OTS feels like a symptom of deeply American addiction to growth: that we always have to keep pushing ourselves forward, no matter the costs, to feel some measure of success, some modicum of personal and societal gratification. It’s like turning all the worst late-stage capitalism work habits onto our bodies. It makes no sense, but it makes total sense. For a lot of us, it’s the only way to go about a thing, any thing — more is more is more. This posture not only sours activities we otherwise love, but also inflicts very real and long-lasting damage to our bodies.
With all of that acknowledged: right now, for me, that’s not what any of this feels like. For one, I’m certainly not getting faster, or winning anything, or even interested in knowing my pace save to keep to slow. I also know there’s some sort of time limit on how long I’ll be able to do any or all of this, and it makes every run precious — and helps foster an appreciation for my body, a care for it, that I’ve never had before. Maybe this genre of awe is akin to what some people feel after giving birth. For the first time, I’m treating it as the remarkable assemblage of systems that it is: deserving of rest, and respect, and nourishment.
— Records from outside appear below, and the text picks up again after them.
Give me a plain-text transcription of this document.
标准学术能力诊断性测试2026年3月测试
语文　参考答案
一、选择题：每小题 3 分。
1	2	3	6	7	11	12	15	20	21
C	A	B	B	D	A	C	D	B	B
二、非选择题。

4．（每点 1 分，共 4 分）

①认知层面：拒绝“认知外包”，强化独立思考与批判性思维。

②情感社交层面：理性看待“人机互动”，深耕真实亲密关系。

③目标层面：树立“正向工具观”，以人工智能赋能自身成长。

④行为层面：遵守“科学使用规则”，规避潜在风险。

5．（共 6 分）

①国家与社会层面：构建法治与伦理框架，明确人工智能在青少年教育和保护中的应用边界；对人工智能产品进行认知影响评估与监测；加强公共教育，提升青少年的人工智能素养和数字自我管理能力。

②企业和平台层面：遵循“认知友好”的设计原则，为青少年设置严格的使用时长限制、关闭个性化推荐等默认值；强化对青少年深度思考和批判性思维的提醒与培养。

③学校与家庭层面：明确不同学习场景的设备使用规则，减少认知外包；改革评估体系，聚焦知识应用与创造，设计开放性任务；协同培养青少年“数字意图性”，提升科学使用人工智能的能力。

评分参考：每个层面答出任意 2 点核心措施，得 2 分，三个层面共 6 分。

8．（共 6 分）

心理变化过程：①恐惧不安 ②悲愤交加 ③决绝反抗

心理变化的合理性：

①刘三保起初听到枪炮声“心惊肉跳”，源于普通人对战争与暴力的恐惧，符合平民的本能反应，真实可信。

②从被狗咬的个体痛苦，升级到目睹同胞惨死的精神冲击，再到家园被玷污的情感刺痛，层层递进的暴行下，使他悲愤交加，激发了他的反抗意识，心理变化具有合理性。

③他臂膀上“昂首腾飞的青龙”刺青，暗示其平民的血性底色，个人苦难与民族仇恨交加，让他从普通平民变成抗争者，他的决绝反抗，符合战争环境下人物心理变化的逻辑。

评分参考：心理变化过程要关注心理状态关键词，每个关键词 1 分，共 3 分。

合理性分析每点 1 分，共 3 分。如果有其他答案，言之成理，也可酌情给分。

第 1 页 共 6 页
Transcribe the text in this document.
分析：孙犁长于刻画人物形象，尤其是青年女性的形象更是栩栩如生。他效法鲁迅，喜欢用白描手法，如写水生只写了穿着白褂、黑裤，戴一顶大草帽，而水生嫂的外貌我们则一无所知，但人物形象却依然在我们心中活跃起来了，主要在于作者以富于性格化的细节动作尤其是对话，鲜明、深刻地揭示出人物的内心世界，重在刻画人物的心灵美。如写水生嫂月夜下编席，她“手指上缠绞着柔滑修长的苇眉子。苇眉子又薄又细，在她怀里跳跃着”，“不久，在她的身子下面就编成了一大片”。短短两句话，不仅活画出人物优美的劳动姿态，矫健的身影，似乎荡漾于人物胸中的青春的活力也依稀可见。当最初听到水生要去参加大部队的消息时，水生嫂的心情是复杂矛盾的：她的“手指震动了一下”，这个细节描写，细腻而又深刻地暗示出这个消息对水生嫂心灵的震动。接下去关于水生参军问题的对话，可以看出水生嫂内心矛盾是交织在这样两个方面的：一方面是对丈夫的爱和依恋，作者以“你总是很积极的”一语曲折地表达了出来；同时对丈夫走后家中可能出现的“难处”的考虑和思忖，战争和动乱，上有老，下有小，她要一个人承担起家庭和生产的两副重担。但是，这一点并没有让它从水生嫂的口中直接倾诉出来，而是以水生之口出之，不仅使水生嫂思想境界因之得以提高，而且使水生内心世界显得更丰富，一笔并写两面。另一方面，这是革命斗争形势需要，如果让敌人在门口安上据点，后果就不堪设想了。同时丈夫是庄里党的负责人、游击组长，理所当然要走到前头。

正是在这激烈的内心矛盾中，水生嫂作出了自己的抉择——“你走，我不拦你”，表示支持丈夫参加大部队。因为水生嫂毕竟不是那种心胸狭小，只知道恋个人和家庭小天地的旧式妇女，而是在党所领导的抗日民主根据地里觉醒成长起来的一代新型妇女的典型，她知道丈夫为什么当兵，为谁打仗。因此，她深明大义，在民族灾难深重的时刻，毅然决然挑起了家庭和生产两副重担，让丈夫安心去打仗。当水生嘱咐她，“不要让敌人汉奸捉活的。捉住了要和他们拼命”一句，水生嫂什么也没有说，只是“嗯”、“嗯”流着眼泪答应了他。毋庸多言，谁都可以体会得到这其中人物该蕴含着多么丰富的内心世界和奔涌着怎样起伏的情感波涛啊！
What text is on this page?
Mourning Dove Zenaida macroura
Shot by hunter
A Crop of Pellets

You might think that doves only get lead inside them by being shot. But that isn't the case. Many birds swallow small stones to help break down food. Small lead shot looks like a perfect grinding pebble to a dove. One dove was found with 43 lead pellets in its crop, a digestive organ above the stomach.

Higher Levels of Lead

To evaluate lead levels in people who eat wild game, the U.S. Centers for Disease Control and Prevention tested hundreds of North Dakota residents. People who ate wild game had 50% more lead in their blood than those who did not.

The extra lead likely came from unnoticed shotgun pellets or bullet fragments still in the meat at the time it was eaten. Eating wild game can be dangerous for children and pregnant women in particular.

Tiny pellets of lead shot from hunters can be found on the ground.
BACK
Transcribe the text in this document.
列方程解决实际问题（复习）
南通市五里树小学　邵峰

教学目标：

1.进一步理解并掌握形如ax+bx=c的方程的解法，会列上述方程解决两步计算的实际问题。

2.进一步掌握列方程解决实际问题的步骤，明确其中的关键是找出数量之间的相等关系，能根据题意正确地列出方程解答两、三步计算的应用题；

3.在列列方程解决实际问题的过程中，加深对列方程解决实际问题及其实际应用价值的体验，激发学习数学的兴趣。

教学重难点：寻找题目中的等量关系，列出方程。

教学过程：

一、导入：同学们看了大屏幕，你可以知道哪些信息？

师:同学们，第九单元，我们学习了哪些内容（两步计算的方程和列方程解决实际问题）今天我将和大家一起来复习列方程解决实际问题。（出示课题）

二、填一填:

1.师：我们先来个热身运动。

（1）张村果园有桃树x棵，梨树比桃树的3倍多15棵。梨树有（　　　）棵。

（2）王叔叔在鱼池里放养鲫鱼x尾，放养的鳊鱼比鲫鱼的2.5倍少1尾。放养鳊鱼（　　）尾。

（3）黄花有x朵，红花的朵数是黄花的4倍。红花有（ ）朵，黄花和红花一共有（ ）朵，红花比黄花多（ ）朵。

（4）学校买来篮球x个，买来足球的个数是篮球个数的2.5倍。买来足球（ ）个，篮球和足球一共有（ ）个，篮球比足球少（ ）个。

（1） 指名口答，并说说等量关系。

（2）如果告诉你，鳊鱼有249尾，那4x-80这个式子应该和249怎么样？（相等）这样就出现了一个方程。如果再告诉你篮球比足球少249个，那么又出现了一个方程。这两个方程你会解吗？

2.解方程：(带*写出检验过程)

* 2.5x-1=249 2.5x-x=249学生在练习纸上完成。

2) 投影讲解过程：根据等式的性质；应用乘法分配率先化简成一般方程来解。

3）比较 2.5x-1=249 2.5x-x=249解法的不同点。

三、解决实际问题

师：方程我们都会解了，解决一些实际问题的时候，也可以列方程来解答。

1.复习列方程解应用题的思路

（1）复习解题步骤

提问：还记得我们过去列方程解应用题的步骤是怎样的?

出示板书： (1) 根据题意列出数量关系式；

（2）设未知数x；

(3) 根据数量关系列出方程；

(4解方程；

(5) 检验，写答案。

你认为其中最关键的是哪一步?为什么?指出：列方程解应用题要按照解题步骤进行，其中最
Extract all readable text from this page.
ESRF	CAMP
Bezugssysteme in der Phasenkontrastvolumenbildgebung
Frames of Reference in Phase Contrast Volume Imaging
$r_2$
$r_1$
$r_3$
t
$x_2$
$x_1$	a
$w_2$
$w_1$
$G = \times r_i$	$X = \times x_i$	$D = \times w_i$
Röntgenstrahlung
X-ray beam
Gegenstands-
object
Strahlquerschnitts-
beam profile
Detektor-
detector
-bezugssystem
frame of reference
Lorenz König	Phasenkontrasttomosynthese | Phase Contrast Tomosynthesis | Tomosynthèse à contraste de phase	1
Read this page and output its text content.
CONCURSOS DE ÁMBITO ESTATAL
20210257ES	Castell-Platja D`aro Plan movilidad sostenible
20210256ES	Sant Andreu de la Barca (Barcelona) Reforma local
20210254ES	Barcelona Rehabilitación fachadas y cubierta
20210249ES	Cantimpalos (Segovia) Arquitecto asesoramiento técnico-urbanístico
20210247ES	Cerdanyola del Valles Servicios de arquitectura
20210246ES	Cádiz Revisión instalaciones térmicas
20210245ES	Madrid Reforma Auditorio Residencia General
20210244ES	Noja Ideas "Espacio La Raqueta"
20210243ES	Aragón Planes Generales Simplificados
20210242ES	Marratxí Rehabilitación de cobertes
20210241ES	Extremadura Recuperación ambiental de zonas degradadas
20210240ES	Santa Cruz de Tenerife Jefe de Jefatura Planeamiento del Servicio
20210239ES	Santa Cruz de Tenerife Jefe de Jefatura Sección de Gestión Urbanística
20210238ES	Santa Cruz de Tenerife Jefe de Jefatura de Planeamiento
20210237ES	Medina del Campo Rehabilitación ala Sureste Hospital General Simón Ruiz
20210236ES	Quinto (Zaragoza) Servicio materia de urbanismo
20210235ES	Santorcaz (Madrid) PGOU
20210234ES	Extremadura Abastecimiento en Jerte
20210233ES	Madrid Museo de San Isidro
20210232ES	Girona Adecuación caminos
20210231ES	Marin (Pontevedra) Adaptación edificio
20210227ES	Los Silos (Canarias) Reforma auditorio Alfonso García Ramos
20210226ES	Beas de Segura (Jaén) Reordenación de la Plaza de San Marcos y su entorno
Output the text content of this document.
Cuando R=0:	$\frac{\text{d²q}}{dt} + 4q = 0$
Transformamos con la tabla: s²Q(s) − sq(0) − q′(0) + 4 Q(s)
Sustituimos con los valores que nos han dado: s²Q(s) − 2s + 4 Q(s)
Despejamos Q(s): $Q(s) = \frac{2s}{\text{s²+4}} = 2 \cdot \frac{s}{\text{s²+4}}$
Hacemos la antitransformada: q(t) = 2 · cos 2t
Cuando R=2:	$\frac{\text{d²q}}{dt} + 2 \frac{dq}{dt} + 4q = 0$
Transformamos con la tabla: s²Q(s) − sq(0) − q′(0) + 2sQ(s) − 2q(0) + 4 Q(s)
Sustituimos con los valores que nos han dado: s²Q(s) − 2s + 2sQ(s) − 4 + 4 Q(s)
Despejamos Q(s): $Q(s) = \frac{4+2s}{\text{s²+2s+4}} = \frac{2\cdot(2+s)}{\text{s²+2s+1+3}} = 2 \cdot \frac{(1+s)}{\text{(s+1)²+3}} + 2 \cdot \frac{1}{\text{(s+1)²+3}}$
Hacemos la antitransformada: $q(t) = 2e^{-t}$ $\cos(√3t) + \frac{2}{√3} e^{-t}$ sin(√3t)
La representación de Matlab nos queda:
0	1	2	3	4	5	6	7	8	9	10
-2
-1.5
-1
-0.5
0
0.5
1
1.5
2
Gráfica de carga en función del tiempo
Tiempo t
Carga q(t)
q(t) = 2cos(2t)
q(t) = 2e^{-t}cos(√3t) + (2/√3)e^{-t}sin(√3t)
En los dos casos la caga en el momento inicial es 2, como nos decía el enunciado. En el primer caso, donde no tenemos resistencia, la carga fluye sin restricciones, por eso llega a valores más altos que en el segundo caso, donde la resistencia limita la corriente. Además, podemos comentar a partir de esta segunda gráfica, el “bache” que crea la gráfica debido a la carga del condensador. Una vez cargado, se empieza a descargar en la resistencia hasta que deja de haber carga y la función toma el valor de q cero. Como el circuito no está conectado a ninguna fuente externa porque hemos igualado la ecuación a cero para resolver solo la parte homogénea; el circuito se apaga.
The wildest thing is that when I do that, I can actually, ultimately, run longer — and feel so much better post-run than I ever have before. It’s an ongoing revelation, really, and it’s not an accident that this switch has happened at the same time that I’m actively working to unlearn the fatphobia and workism that defined so much of my adolescent and adult life.
Of course, athletes and their coaches have known about this sort of thinking for a long time. Maybe, if I had been less of an indoor cat, I would’ve learned it as a teen. Or maybe it would have been warped by the lens of competitive organized sports, and I would’ve burned out entirely and developed even worse disordered eating habits, and never have been able to do something exercise-related without feeling like I had to win, and an old and devastating injury would haunt every movement. I truly don’t know. I do know that I wasn’t ready for sports, mentally or physically, at that age. And that right now, this year, this week, I am arriving at this feeling of a very certain sort of athleticism — of being an athlete! — entirely on my own terms.
If you have stories of your later in life relation to the concept of athleticism or sports or how your relationship with what your body can do has changed — I’d love to hear them in the comments. And as a bonus, here are….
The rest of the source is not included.